Five Pointz tué à l’arme blanche

jeudi 21 nov. 2013 | GB
La Mecque du graffiti n’est plus. Mardi 19 novembre 2013, Five Pointz, le célèbre point de rendez-vous des graffeurs new-yorkais, a été peint en blanc par le propriétaire des lieux, sous la protection de la police. Sa destruction paraît imminente, malgré la mobilisation des artistes pour sauver le lieu.
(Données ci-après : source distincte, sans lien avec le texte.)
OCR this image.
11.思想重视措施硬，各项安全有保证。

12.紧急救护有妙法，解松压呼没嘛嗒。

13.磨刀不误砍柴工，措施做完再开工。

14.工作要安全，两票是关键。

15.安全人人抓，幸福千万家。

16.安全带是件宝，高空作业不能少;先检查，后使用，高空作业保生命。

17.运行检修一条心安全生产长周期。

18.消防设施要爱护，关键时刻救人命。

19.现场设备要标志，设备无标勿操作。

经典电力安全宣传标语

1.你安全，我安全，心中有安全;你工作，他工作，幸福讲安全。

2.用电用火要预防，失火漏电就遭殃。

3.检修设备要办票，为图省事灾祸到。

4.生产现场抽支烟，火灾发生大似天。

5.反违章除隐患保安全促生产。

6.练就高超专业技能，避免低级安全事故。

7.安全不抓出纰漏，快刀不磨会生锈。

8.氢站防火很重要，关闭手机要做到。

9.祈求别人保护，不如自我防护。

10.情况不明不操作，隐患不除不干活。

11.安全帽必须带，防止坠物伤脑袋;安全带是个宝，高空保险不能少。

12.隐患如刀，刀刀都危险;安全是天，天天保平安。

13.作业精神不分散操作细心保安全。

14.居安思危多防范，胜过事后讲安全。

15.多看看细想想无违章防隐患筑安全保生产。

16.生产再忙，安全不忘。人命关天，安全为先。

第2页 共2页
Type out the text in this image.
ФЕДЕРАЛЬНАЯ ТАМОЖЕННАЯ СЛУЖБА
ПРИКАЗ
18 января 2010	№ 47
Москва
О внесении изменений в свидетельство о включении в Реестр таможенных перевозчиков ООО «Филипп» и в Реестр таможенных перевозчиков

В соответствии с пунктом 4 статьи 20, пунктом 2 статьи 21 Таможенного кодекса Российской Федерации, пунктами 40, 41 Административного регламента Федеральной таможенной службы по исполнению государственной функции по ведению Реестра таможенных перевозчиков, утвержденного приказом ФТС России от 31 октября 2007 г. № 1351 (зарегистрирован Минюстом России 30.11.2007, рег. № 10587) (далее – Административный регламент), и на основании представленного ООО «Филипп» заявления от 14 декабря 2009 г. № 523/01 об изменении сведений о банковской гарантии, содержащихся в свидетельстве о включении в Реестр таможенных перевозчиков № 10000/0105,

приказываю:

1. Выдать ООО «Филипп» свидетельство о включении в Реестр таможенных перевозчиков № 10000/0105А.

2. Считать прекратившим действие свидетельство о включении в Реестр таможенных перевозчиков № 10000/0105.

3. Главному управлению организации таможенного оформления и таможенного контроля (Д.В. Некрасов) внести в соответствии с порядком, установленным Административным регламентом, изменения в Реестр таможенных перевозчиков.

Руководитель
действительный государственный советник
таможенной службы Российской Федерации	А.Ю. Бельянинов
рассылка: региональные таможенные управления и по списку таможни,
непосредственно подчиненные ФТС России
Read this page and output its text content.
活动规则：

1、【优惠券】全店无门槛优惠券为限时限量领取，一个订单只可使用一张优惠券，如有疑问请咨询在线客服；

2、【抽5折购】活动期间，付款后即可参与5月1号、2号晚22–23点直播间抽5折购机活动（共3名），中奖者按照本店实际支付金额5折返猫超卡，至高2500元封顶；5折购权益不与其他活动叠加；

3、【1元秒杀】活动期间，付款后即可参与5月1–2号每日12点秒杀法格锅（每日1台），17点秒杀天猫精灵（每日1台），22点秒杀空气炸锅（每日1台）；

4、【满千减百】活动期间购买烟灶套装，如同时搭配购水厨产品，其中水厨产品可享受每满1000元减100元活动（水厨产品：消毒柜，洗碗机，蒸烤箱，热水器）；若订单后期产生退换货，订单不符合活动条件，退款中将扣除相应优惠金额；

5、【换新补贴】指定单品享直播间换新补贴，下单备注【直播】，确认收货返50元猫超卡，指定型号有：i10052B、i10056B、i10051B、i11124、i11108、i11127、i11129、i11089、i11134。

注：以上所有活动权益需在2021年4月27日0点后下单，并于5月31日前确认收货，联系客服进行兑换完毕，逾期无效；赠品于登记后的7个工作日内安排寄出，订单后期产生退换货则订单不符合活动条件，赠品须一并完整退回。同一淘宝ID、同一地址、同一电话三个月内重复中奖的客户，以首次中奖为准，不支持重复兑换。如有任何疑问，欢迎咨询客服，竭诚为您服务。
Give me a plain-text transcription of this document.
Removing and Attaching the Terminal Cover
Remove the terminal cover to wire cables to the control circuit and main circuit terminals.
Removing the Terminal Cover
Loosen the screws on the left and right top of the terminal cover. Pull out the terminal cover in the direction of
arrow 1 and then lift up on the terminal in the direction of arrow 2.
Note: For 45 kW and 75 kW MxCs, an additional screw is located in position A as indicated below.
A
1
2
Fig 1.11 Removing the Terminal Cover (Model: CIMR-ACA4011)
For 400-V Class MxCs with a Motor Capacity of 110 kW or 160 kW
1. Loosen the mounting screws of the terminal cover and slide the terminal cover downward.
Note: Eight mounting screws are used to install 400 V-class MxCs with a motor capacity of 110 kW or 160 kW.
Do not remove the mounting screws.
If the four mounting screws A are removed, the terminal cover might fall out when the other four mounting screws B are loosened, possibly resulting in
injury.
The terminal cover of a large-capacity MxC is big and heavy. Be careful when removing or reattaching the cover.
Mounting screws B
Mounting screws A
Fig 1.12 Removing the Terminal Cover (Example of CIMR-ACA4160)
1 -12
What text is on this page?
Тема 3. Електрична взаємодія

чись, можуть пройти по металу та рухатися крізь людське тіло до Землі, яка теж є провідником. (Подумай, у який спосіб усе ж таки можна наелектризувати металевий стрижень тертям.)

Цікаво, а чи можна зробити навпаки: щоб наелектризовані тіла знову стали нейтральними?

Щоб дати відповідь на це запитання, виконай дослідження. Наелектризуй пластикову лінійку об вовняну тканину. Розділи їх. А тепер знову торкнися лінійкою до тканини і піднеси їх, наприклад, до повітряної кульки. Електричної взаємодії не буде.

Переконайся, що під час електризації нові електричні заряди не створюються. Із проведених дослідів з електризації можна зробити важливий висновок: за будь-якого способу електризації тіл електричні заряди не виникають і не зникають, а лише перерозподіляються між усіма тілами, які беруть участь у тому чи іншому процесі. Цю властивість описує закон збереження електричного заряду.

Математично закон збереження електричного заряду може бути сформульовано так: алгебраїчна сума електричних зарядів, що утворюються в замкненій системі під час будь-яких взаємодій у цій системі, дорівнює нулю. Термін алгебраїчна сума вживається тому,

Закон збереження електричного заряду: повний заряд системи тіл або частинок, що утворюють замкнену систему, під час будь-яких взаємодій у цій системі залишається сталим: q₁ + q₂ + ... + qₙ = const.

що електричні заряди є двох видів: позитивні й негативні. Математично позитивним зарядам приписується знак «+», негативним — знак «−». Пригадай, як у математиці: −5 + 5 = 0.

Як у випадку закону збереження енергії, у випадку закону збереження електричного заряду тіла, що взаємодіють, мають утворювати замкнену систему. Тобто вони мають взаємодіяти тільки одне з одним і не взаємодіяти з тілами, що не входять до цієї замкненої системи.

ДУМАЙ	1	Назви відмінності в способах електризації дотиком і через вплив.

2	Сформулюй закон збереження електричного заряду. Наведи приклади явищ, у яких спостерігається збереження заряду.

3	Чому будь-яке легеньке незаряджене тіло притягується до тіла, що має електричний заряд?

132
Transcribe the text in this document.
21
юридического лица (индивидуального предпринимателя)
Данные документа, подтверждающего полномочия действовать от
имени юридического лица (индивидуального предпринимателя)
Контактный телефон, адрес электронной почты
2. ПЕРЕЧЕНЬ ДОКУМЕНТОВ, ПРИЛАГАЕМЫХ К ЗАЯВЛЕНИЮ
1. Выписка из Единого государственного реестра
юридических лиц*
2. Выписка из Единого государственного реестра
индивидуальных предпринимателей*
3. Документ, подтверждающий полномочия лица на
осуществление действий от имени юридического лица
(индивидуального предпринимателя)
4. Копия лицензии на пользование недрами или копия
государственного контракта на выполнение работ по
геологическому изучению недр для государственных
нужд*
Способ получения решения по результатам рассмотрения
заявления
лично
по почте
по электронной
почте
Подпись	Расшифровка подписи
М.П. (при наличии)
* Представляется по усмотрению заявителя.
RIP Five Pointz. Le seul espace où le graffiti est autorisé dans la grosse pomme, devenu un lieu de rendez-vous incontournable pour les graffeurs depuis les années 90, a été repeint en blanc mardi 19 novembre, par le propriétaire des lieux. Ce dernier voudrait y construire deux tours résidentielles, emportant avec lui un lieu mythique de New York.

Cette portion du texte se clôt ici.